Arkadan sıkı sıkı atkuyrugu yaptigi halde, koyu kestane rengi saclari neredeyse beline kadar uzaniyordu. Lisa Melisa'nin kisaltmasiydi. Ogrencilik icin Amerika'ya geldiginden beri, isimleri kisaltmaya pek merakli olan Amerikalilar ona Lisa deyip durmustu. Baslarda ismini gercek haliyle benimsetmek icin cok ugrastiysa da, sonunda pes edip soranlara kendi Lisa der olmustu. Koyu kahve gozlerinin altina cektigi siyah kalemi ve dolgun dudaklarina surdugu parlaticisi disinda makyaj yapmayan Melisa, garsonluk yapan diger kizlarin aksine ise zengin bir erkek tavlamak icin gelmediginden fazla dikkat cekme geregi de duymazdi. Ama bu gece ilk kez, bu sira disi cekiciligi ile tum dikkatleri uzerinde toplayan kumral adamin kendisini fark etmesini arzu etmisti. Belki daha koyu bir ruj surseydi ya da saclarini farkli yapmis olsaydi... Hayir, hayir imkani yoktu. Nasilsa su uzerindeki ic karartici garson giysisi oldugu muddetce hic sansi olmayacakti. Zaten buradan bulacagi erkekten ona nasil bir fayda dokunabilirdi ki... Arkadaslarinin simdiye kadar yasadigi tecrubelerin hepsi tek gecelik eglenceden oteye gidememisti.
Siparisleri teker teker masaya birakirken, hata yapmamak icin ekstra caba sarfediyordu. Beyaz keten gomlekli, kumral, genc adam siparisinin onune konan yemek olmadigini iddia ettiginde Melisa bir an hata yapmis olabilecegini dusundu. Ozur dileyerek, siparisinin ne oldugunu tekrarladi. Adam israrla farkli bir sey istedigini soyluyordu.
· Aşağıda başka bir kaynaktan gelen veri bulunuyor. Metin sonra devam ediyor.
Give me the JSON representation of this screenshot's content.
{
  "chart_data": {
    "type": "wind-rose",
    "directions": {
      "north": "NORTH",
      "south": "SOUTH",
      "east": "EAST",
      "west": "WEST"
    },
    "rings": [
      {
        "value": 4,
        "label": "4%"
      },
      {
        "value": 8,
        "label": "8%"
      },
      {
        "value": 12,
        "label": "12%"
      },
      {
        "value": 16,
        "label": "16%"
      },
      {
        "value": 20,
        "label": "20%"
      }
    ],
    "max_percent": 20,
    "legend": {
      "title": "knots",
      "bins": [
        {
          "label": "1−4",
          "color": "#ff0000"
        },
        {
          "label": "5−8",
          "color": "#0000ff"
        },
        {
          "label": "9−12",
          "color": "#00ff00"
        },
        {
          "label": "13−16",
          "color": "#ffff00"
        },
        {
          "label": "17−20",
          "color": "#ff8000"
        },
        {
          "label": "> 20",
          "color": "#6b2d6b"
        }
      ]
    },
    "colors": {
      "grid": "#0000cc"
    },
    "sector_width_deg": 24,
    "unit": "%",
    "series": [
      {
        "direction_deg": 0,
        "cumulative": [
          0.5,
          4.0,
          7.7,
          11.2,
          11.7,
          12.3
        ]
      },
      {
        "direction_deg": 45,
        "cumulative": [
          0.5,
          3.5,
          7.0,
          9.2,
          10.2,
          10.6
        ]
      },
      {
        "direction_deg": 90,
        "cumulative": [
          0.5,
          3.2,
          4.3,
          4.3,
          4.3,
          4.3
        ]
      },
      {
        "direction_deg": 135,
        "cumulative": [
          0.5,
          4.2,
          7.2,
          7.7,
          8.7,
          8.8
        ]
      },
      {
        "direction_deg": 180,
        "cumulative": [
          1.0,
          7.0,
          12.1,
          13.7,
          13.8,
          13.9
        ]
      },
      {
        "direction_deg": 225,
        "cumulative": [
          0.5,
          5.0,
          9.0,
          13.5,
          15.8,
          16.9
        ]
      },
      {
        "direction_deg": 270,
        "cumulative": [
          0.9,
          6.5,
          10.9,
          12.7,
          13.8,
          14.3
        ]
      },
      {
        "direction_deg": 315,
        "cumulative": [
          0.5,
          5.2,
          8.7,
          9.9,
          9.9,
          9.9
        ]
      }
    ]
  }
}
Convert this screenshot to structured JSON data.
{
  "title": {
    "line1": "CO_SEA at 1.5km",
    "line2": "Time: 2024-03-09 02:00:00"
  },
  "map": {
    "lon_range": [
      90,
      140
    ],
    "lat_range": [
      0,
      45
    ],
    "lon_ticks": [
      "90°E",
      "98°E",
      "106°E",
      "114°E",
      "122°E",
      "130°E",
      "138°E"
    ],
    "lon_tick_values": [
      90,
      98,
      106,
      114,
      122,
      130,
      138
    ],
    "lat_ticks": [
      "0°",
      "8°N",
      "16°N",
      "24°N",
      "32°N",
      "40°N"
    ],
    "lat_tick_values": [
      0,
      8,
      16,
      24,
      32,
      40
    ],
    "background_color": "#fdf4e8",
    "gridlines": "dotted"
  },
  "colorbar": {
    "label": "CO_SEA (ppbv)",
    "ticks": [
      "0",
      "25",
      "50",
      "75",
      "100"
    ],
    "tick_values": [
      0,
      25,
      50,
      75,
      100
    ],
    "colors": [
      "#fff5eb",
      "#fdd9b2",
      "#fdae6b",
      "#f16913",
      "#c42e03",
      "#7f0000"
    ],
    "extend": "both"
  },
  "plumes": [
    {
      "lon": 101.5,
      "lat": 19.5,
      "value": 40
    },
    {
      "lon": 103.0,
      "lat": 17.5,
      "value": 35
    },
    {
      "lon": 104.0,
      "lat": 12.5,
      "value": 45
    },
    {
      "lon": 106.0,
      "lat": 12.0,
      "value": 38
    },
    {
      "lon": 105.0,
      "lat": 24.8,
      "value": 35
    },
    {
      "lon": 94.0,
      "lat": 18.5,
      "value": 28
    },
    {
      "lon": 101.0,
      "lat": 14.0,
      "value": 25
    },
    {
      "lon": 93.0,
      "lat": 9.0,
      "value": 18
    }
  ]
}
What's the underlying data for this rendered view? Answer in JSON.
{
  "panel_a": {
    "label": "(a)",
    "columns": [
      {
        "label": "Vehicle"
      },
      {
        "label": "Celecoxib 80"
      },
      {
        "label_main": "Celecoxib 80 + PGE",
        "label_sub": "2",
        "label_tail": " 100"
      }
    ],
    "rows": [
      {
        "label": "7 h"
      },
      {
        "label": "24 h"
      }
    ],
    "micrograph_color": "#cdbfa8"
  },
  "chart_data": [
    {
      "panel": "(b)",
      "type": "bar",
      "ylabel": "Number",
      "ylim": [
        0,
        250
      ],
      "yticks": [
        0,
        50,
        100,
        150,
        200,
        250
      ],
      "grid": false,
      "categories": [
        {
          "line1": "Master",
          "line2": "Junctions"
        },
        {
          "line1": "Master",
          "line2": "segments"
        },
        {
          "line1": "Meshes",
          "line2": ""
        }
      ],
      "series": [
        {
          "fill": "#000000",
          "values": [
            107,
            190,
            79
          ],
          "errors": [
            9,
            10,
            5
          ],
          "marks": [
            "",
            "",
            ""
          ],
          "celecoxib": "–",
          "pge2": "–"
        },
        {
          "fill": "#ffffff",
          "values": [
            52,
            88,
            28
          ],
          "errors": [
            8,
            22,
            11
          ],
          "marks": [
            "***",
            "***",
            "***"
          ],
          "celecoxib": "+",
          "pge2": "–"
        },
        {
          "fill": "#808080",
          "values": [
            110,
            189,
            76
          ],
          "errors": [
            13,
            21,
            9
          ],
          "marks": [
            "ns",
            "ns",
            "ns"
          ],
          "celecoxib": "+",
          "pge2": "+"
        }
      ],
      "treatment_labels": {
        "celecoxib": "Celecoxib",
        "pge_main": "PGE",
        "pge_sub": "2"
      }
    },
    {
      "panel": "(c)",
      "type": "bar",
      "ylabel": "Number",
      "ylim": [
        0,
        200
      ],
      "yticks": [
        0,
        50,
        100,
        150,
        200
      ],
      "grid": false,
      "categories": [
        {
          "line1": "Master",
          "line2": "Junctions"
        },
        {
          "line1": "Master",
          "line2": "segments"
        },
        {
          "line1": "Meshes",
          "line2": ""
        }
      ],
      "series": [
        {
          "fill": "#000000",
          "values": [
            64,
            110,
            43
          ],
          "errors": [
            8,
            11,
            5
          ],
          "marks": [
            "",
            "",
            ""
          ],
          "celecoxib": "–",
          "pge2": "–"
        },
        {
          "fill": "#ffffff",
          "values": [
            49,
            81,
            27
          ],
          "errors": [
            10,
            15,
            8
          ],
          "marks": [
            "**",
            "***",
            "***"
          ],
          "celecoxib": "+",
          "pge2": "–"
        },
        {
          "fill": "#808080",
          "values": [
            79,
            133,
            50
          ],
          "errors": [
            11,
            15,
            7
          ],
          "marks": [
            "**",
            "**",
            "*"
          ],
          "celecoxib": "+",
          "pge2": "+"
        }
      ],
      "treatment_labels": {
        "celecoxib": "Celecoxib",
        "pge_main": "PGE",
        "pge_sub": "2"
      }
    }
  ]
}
Tek yapabilecegi kaisikligi gidermek icin derhal mutfaga kosup yeni siparisi bildirmekti. Ama adamin bu isten kolay vazgecmeye niyeti yoktu.
"Tum yapmaniz gereken siparisleri alip mutfaga iletmek. Ne kadar zor olabilir ki? Ustelik not ediyorsunuz da... Siparisleri alip, dha sonra servis etmekten ote olmayan bu is ne ekstra zeka ne de ekstra beceri istiyor. Sonra d yuklu bahsis bekliyorsunuz. Simdi arkadaslarim yemek yerken ben onlari izleyecegim ve ben yerken de onlar beni izleyecek." demisti ters ters.
Melisa konusmadigi zaman cok daha cekici oldugunu dusundu. Az onceki buyuleyici halinden eserkalmamisti. Karsisindaki kustah, kaba ve kibirli bir erkekti. Her gun gormeye alistigi diger zengin erkeklerden farki yoktu. Paralari ile dunyayi satin alabileceklerine inanirdi hepsi. Ve restoranda calisanlarin gorevi de, onlari bu yalana iyiden iyiye inandirmakti.
Restoran muduru her zamanki vakur ve soguk ifadesiyle Melisa'nin yaninda belirip, neler oldugunu ogrenmek istemisti.
"Bir yanlislik olmus. Hemen yeni siparisinizi iletecegim efendim," diyerek Melisa konuyu kapatmaya calistiysa da, genc adam kendini kaptirmisti bir kere.
"Bu genc bayan ulkedeki issizlik oraninin ve boyle bir isi oldugu icin ne kadar sansli oldugunun farkinda degil bana kalirsa," demisti Melisa'nin suratina bile bakmadan dogrudan mudurune.
Adamin onunde ki tabagi bile almaktan cekinen Melisa ne yapacagini bilemez halde oylece kalakalmisti. Restoran muduru defalarca ozur dileyip gerekenin yapilacagini belirterek, sert bir sekilde tabagi almasini emretmisti Melisa'ya. Gorunuse gore yemek restoranin ikrami olacak, dolayisiyla Melisa'nin maasindan kesilecekti. Melisa gergin bir sekilde tabagi almak icin uzandiginda nasil oldugunu anlamadan su kadehine carpip devirmis ve adamin ustunu basini sırılsıklam etmisti.
Sonrasi bir kabus kadar agir ve sancili gecmis, dolayisiyla bitmek bilmemisti. Yukselen sesle, sert ikazlar, hakarete varan elestiriler bittiginde Melisa gozyaslarini nasil tuttuguna kendi bile inanamamisti.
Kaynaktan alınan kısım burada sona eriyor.